M. Guillaume Garot, ministre délégué auprès du ministre de l'agriculture, de l'agroalimentaire et de la forêt, chargé de l'agroalimentaire. Monsieur le sénateur, les effets de l'utilisation des pesticides sur la santé humaine, en particulier sur celle des agriculteurs et des salariés agricoles, sont, soyez-en sûr, au cœur de nos préoccupations.

Les résultats de l'expertise collective de l'INSERM rendue publique le 12 juin dernier, que vous avez mentionnée, ont confirmé la nécessité de prendre en compte certaines pathologies liées à l'utilisation des pesticides.

Ainsi, la prise en charge par la MSA des maladies professionnelles consécutives à l'exposition à ces produits fait l'objet de travaux de révision et, depuis 2010, des tableaux sont créés à cette fin par la Commission supérieure des maladies professionnelles en agriculture, la COSMAP.

Cette commission vient de rendre son avis sur l'opportunité de créer un nouveau tableau sur les hémopathies malignes. C'est pourquoi nous avons confié à un expert la mission de proposer un projet de tableau pour les lymphomes malins non hodgkiniens.

S'agissant des autres pathologies, des recommandations seront adressées aux comités régionaux de reconnaissance des maladies professionnelles.

Par ailleurs, la prévention du risque professionnel lié à l'utilisation des pesticides est examinée dans le cadre du plan de santé au travail 2010-2014 et du plan Écophyto.

Plusieurs actions ont été menées en 2012 et en 2013 : une meilleure connaissance et une surveillance renforcée de la morbidité de la population ; la mise en place de systèmes de collecte d'informations sur les cas d'empoisonnements aigus et chroniques par les pesticides ; le développement du programme Matphyto - matrices cultures-expositions aux produits phytosanitaires -, qui permettra de retracer les expositions anciennes aux pesticides, dès la fin de 2013 pour les cultures de céréales à paille, de pomme de terre et de maïs, puis, dans un second temps, pour la viticulture, le colza, les arbres fruitiers, le tournesol et les betteraves.

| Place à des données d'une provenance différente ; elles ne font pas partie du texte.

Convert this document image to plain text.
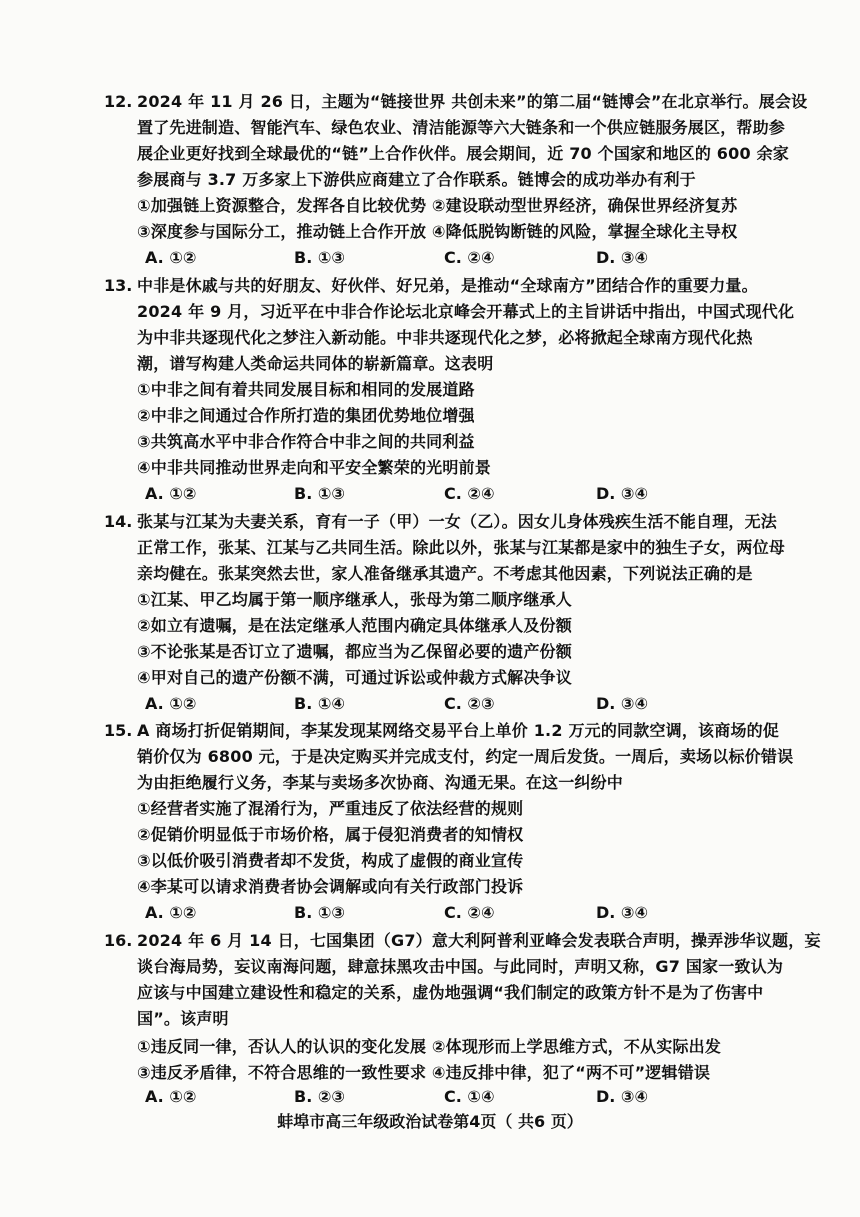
12. 2024 年 11 月 26 日，主题为“链接世界 共创未来”的第二届“链博会”在北京举行。展会设
置了先进制造、智能汽车、绿色农业、清洁能源等六大链条和一个供应链服务展区，帮助参
展企业更好找到全球最优的“链”上合作伙伴。展会期间，近 70 个国家和地区的 600 余家
参展商与 3.7 万多家上下游供应商建立了合作联系。链博会的成功举办有利于
①加强链上资源整合，发挥各自比较优势 ②建设联动型世界经济，确保世界经济复苏
③深度参与国际分工，推动链上合作开放 ④降低脱钩断链的风险，掌握全球化主导权
A. ①②	B. ①③	C. ②④	D. ③④
13. 中非是休戚与共的好朋友、好伙伴、好兄弟，是推动“全球南方”团结合作的重要力量。
2024 年 9 月，习近平在中非合作论坛北京峰会开幕式上的主旨讲话中指出，中国式现代化
为中非共逐现代化之梦注入新动能。中非共逐现代化之梦，必将掀起全球南方现代化热
潮，谱写构建人类命运共同体的崭新篇章。这表明
①中非之间有着共同发展目标和相同的发展道路
②中非之间通过合作所打造的集团优势地位增强
③共筑高水平中非合作符合中非之间的共同利益
④中非共同推动世界走向和平安全繁荣的光明前景
A. ①②	B. ①③	C. ②④	D. ③④
14. 张某与江某为夫妻关系，育有一子（甲）一女（乙）。因女儿身体残疾生活不能自理，无法
正常工作，张某、江某与乙共同生活。除此以外，张某与江某都是家中的独生子女，两位母
亲均健在。张某突然去世，家人准备继承其遗产。不考虑其他因素，下列说法正确的是
①江某、甲乙均属于第一顺序继承人，张母为第二顺序继承人
②如立有遗嘱，是在法定继承人范围内确定具体继承人及份额
③不论张某是否订立了遗嘱，都应当为乙保留必要的遗产份额
④甲对自己的遗产份额不满，可通过诉讼或仲裁方式解决争议
A. ①②	B. ①④	C. ②③	D. ③④
15. A 商场打折促销期间，李某发现某网络交易平台上单价 1.2 万元的同款空调，该商场的促
销价仅为 6800 元，于是决定购买并完成支付，约定一周后发货。一周后，卖场以标价错误
为由拒绝履行义务，李某与卖场多次协商、沟通无果。在这一纠纷中
①经营者实施了混淆行为，严重违反了依法经营的规则
②促销价明显低于市场价格，属于侵犯消费者的知情权
③以低价吸引消费者却不发货，构成了虚假的商业宣传
④李某可以请求消费者协会调解或向有关行政部门投诉
A. ①②	B. ①③	C. ②④	D. ③④
16. 2024 年 6 月 14 日，七国集团（G7）意大利阿普利亚峰会发表联合声明，操弄涉华议题，妄
谈台海局势，妄议南海问题，肆意抹黑攻击中国。与此同时，声明又称，G7 国家一致认为
应该与中国建立建设性和稳定的关系，虚伪地强调“我们制定的政策方针不是为了伤害中
国”。该声明
①违反同一律，否认人的认识的变化发展 ②体现形而上学思维方式，不从实际出发
③违反矛盾律，不符合思维的一致性要求 ④违反排中律，犯了“两不可”逻辑错误
A. ①②	B. ②③	C. ①④	D. ③④
蚌埠市高三年级政治试卷第4页（ 共6 页）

Enfin, je vous signale que, au mois de mars 2013, le Gouvernement a demandé à la Commission européenne que quinze substances classées reprotoxiques de catégorie 2 soient considérées comme des substances dont on envisage la substitution et qu'elles soient incluses sur la liste prévue à cet effet par le règlement européen relatif à la mise sur le marché des produits phytopharmaceutiques.

M. le président. La parole est à M. Philippe Madrelle.

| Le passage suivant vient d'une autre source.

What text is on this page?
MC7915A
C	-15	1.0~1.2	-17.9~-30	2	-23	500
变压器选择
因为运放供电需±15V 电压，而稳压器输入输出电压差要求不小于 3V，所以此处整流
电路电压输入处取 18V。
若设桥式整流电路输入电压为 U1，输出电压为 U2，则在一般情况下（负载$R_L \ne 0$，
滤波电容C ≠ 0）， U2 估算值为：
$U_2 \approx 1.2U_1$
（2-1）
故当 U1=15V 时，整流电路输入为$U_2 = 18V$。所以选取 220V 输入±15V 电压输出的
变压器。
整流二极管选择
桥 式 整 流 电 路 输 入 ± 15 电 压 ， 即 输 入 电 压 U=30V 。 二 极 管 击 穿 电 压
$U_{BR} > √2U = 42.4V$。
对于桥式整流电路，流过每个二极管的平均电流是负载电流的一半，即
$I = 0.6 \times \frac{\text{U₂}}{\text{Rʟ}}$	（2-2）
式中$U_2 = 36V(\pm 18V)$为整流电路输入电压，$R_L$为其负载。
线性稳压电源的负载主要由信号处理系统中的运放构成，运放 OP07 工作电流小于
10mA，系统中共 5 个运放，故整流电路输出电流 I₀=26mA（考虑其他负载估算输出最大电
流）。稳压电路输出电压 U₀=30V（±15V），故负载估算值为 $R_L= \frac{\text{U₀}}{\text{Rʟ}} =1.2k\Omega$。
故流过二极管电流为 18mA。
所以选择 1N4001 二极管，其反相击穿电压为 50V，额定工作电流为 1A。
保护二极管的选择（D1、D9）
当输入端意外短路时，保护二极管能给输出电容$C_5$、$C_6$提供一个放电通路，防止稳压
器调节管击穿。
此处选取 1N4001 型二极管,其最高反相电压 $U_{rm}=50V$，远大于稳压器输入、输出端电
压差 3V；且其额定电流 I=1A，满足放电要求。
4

M. Philippe Madrelle. Monsieur le ministre, je vous remercie de votre réponse, mais je veux encore une fois souligner avec force la nécessité - à laquelle je suis heureux de constater que vous souscrivez - d'entreprendre une étude épidémiologique pour connaître l'ampleur de ce drame humain dû aux pesticides et de développer fortement l'information auprès des viticulteurs. À défaut, le piège chimique se refermera encore davantage sur eux, comme il vient malheureusement de le faire sur deux viticulteurs girondins.